3. Have skills. Even for those who do not consider themselves entrepreneurs, most workers should expect multiple changes in employers and job titles throughout their careers. "By time you're 30, you should develop a set of marketable skills," says Gregg Fisher, 35, founder of Gerstein Fisher, a New York financial-planning firm. "Try to bring something new to the table."
The model of working for the same company for 30 years and retiring with a gold watch is now two generations out of date, says Fisher, who founded his firm -- which serves mostly clients under age 45 -- at age 21.
Today's workers must differentiate themselves in order to survive and thrive, Fisher says. "Everyone's really self-employed. If you work for a company, you just have one client," he says. "If they fire you, you're out of business."
4. Give money away. No, not to the credit card companies, in the form of 24.99% interest-rate payments. Instead, establish a regular charitable giving plan, says Scott Hanson, founder of financial-planning firm Hanson McClain and the author of the recently published "Money Matters: Essential Tips & Tools for Building Financial Peace of Mind."
"I think it's financially healthy to give," says Hanson, who also co-hosts a financial call-in show out of Sacramento, Calif. In talking to clients and callers, he's come to believe that we are an emotionally deprived nation that spends to feel good. When we feel down, we head to the mall.
Hanson believes that the good vibes one feels from giving to a cause can also create that feel-good factor -- one with more significance than a new CD or an 80% discounted cashmere sweater. "Giving your money away puts it in perspective," he says.
5. Know thyself. Introspection is not just for middle-aged guys with ponytails living on a cliff in Japan. Having a firm grasp on your priorities and values is one critical component of a healthy financial life.

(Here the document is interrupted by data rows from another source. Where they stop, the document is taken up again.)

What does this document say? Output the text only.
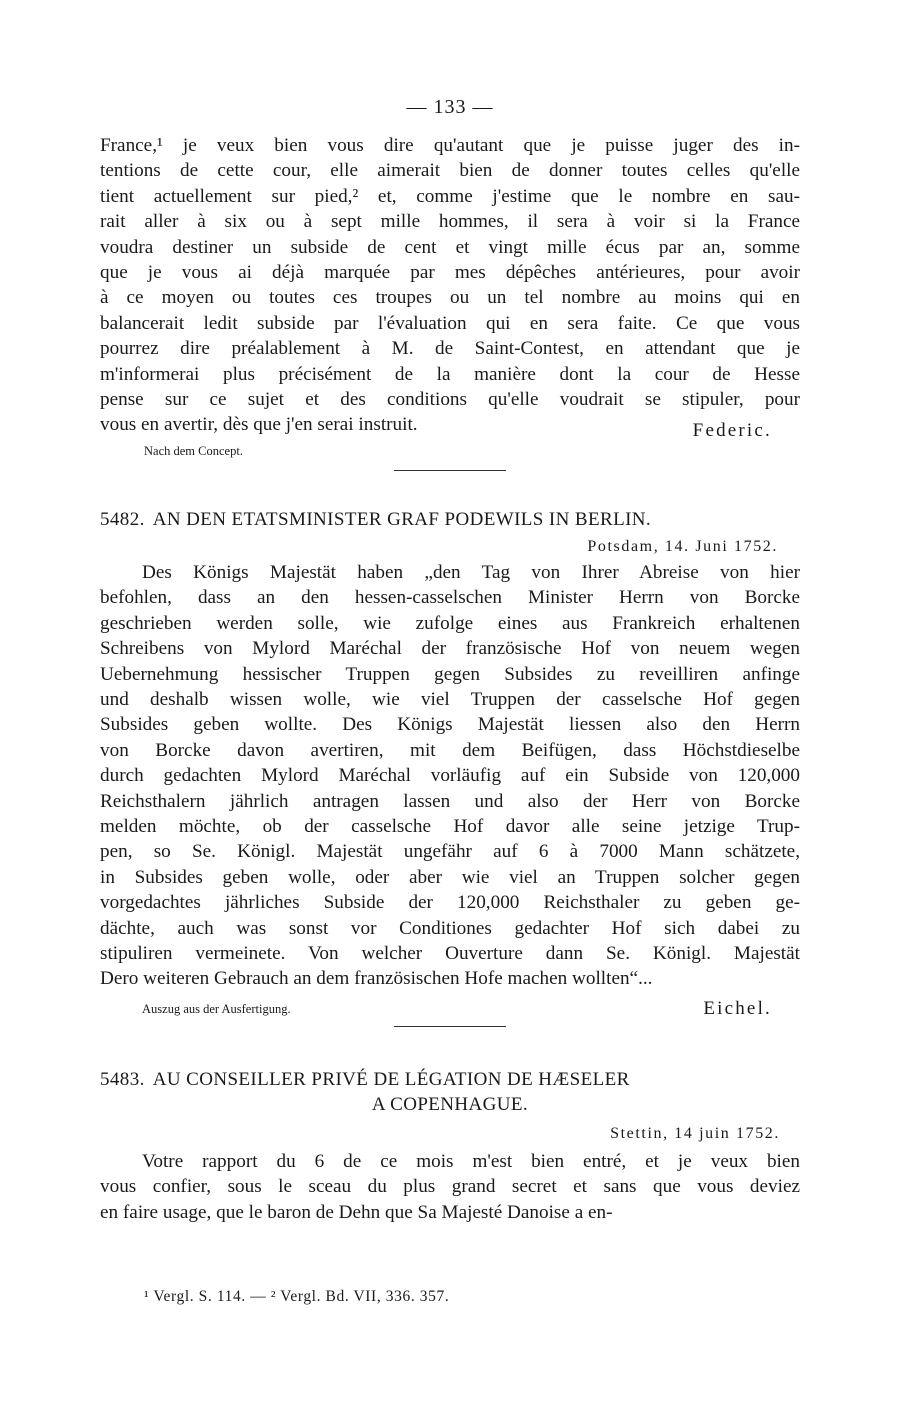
— 133 —
France,¹ je veux bien vous dire qu'autant que je puisse juger des in-
tentions de cette cour, elle aimerait bien de donner toutes celles qu'elle
tient actuellement sur pied,² et, comme j'estime que le nombre en sau-
rait aller à six ou à sept mille hommes, il sera à voir si la France
voudra destiner un subside de cent et vingt mille écus par an, somme
que je vous ai déjà marquée par mes dépêches antérieures, pour avoir
à ce moyen ou toutes ces troupes ou un tel nombre au moins qui en
balancerait ledit subside par l'évaluation qui en sera faite. Ce que vous
pourrez dire préalablement à M. de Saint-Contest, en attendant que je
m'informerai plus précisément de la manière dont la cour de Hesse
pense sur ce sujet et des conditions qu'elle voudrait se stipuler, pour
vous en avertir, dès que j'en serai instruit.
Nach dem Concept.
Federic.

5482. AN DEN ETATSMINISTER GRAF PODEWILS IN BERLIN.

Potsdam, 14. Juni 1752.

Des Königs Majestät haben „den Tag von Ihrer Abreise von hier
befohlen, dass an den hessen-casselschen Minister Herrn von Borcke
geschrieben werden solle, wie zufolge eines aus Frankreich erhaltenen
Schreibens von Mylord Maréchal der französische Hof von neuem wegen
Uebernehmung hessischer Truppen gegen Subsides zu reveilliren anfinge
und deshalb wissen wolle, wie viel Truppen der casselsche Hof gegen
Subsides geben wollte. Des Königs Majestät liessen also den Herrn
von Borcke davon avertiren, mit dem Beifügen, dass Höchstdieselbe
durch gedachten Mylord Maréchal vorläufig auf ein Subside von 120,000
Reichsthalern jährlich antragen lassen und also der Herr von Borcke
melden möchte, ob der casselsche Hof davor alle seine jetzige Trup-
pen, so Se. Königl. Majestät ungefähr auf 6 à 7000 Mann schätzete,
in Subsides geben wolle, oder aber wie viel an Truppen solcher gegen
vorgedachtes jährliches Subside der 120,000 Reichsthaler zu geben ge-
dächte, auch was sonst vor Conditiones gedachter Hof sich dabei zu
stipuliren vermeinete. Von welcher Ouverture dann Se. Königl. Majestät
Dero weiteren Gebrauch an dem französischen Hofe machen wollten“...
Auszug aus der Ausfertigung.	Eichel.

5483. AU CONSEILLER PRIVÉ DE LÉGATION DE HÆSELER

A COPENHAGUE.

Stettin, 14 juin 1752.

Votre rapport du 6 de ce mois m'est bien entré, et je veux bien
vous confier, sous le sceau du plus grand secret et sans que vous deviez
en faire usage, que le baron de Dehn que Sa Majesté Danoise a en-
¹ Vergl. S. 114. — ² Vergl. Bd. VII, 336. 357.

Do you really need that fancy car?
For example: Is impressing your friends and strangers one of your core values? No? Then why is that expensive leased SUV sitting in your driveway? "Start to know yourself and build parameters so your life and money line up with those parameters," Hanson says.
"People get so caught up that their goal becomes having another zero before they go. Once we have a roof over our head and food on the table, none of that
other stuff is really going to bring that much pleasure," Hanson says. "Money is not the most important thing. You'll never have any fun with it if it is."
6. Know smart people. It is important to have strong advisers in your life, Young Fisher says. Knowing a good tax preparer, financial adviser, attorney and insurance agent can save you untold amounts of money and stress. "When you do need someone, get someone good," she says.